What Is Speech Recognition?

Automatic Speech Recognition (ASR) software transforms voice commands or utterances into digital information that computers can use to process human speech as input. In a number of varying applications, speech recognition enables users to navigate a voice-user interface or interact with a computer system through spoken directives.

How It Works

Given the sheer number of words in every language as well as variations in pronunciation from region to region, ASR software has a very difficult task trying to understand us.

The software must first transform our analog voice into a digital format. It has to distinguish between words and sounds within words, which it does using phonemes—the smallest elements of any language (e.g., the splits into th and uh).

ASR compares the phonemes in context with the other phonemes around them while also analyzing the preceding and following words, for context. The software uses complicated statistical modeling, such as Hidden Markov Models, to find the likely word.

Some speech recognition systems are speaker-dependent, meaning they require a training period to adjust to specific users’ voices for optimum performance. Other systems are speaker-independent, meaning they work without a training period and for any user.

All ASR systems incorporate noise reduction elements to filter out background noise from actual speech.

Speech Recognition vs. Voice Biometrics

While speech recognition software identifies what a speaker is saying, voice biometrics software identifies who’s speaking.

ASR Systems vs. Speech Recognition Engines

A speech recognition engine is a component of the larger speech recognition system, which uses a speech rec engine, a text-to-speech engine and a dialog manager.

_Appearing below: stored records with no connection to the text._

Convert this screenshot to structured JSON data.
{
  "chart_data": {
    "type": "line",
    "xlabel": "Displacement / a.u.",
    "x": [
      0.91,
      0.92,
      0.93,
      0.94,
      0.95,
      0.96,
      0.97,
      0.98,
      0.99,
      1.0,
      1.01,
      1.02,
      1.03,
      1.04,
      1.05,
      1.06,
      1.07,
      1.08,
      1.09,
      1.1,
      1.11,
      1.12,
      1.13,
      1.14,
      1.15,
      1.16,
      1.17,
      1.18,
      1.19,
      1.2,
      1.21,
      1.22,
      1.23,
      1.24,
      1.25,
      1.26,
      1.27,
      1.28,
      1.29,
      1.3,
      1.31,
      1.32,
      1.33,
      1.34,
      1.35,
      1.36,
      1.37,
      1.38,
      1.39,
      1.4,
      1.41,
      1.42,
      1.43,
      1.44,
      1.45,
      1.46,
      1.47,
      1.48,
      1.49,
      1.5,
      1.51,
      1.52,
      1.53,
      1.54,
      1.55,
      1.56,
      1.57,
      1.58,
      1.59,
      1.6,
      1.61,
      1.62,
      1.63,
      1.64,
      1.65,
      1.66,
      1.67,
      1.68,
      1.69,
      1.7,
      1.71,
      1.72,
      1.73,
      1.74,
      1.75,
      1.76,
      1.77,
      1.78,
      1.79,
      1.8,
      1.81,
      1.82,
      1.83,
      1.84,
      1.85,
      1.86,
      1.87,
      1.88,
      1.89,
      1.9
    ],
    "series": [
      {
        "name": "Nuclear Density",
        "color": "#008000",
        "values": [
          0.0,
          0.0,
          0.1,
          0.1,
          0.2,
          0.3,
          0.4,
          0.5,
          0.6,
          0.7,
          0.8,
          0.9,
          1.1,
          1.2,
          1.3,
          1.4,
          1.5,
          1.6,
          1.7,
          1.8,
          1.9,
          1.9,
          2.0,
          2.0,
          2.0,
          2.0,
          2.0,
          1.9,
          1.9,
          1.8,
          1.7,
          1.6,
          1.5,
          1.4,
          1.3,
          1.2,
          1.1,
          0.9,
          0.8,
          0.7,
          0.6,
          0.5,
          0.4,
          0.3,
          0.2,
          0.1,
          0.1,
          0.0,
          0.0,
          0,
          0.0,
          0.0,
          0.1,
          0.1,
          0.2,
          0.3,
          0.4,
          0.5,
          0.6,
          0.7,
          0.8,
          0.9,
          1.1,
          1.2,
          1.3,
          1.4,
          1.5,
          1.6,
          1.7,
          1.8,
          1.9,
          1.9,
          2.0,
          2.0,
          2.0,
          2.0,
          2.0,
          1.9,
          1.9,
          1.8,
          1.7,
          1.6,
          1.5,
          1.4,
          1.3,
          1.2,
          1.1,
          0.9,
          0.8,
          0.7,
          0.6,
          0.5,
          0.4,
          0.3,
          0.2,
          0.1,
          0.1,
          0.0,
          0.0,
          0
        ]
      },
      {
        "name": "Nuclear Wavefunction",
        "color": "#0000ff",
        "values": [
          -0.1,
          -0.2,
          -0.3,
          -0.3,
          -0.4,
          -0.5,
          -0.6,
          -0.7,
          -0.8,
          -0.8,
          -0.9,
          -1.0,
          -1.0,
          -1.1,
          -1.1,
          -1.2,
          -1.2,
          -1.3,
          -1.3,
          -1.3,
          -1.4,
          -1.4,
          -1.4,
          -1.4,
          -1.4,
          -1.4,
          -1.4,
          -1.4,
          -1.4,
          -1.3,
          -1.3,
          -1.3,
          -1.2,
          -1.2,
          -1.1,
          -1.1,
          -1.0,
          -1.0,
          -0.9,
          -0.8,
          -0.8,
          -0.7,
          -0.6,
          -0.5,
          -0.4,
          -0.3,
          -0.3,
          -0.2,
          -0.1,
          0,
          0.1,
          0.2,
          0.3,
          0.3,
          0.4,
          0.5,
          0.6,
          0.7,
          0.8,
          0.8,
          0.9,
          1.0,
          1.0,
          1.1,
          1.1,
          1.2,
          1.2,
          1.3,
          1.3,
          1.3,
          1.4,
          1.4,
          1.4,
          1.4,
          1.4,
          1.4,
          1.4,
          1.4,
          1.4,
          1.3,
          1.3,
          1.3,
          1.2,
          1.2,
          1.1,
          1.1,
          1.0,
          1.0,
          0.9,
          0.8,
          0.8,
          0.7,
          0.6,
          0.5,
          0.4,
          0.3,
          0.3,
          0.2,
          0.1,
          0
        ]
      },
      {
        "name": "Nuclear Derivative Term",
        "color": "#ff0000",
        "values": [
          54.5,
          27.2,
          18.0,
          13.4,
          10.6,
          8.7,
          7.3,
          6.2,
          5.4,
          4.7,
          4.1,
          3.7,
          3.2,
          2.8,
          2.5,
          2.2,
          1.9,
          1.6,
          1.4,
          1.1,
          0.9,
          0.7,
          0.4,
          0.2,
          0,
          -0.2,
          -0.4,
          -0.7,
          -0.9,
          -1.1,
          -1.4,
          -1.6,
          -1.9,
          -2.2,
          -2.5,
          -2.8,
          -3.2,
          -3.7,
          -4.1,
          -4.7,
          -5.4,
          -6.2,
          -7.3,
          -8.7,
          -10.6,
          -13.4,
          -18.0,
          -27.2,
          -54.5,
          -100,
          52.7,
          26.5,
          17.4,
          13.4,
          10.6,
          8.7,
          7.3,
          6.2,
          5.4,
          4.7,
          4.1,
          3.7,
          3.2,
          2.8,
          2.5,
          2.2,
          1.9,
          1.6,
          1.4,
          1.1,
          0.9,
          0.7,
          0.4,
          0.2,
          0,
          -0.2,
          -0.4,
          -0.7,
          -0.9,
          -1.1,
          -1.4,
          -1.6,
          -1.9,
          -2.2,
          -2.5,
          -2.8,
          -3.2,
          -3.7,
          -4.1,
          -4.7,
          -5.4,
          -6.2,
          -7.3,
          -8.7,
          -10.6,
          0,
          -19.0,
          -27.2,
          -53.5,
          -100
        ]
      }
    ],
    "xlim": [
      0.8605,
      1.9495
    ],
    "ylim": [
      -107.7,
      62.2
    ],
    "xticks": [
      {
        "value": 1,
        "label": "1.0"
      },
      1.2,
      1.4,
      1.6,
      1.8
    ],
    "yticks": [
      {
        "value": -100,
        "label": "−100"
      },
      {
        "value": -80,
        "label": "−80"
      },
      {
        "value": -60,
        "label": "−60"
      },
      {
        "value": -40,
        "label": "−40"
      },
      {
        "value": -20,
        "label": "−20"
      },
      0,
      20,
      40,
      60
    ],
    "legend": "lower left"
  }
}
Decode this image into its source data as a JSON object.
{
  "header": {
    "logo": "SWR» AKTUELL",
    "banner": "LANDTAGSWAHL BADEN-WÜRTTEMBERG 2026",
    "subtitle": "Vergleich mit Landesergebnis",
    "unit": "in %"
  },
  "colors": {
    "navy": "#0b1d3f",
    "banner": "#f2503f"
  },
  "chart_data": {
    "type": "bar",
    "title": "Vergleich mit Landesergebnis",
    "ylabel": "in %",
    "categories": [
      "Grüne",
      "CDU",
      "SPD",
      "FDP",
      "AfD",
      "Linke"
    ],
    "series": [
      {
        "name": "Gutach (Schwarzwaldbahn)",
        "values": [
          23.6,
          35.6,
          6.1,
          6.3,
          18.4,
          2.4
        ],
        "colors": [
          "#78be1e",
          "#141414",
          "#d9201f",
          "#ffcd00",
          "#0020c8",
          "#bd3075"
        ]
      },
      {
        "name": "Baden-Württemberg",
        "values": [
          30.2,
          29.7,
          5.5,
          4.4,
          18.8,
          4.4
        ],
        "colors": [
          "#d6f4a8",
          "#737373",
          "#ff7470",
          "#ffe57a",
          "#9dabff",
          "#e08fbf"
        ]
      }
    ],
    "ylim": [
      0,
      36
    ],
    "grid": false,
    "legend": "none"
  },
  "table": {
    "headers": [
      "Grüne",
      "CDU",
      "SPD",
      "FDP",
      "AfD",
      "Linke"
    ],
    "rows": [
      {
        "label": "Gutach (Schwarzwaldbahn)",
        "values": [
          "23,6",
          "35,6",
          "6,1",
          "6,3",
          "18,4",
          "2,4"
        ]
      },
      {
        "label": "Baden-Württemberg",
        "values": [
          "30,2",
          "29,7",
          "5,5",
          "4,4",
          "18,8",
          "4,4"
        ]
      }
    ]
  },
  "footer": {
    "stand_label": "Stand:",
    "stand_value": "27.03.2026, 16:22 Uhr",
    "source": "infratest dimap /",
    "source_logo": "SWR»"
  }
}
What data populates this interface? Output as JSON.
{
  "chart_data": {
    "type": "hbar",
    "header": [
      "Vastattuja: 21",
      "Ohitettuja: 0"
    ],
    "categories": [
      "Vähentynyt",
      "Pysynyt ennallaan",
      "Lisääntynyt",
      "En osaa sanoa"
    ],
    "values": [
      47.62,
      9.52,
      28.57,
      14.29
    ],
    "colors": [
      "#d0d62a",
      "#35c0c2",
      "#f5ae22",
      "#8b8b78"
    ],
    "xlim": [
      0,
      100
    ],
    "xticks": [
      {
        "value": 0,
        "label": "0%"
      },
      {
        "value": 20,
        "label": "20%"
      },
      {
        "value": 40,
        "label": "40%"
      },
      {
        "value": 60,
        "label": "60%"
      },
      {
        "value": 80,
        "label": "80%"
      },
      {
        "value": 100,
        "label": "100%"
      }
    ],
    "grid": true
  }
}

A speech recognition engine has several components: a language model or grammar, an acoustic model and a decoder.

Speech Recognition Applications

Most visibly, ASR is a key technology in the latest mobile devices with personal assistants (Siri, et cetera) and interactive voice response (IVR) systems that often couple ASR with speech synthesis.

Uses include data entry (password for IVR), voice dialing or texting, speech-to-text (dictation), device control (home appliances, et cetera) and direct voice input (voice commands in aviation).

History

Around since the 1960s, ASR has seen steady, incremental improvement over the years. It has benefited greatly from increased processing speed of computers in the last decade, entering the marketplace in the mid-2000s.

Early systems were acoustic phonetics-based and worked with small vocabularies to identify isolated words. Over the years, vocabularies have grown while ASR systems have become statistics-based (Hidden Markov Models). They now have large vocabularies and can recognize continuous speech.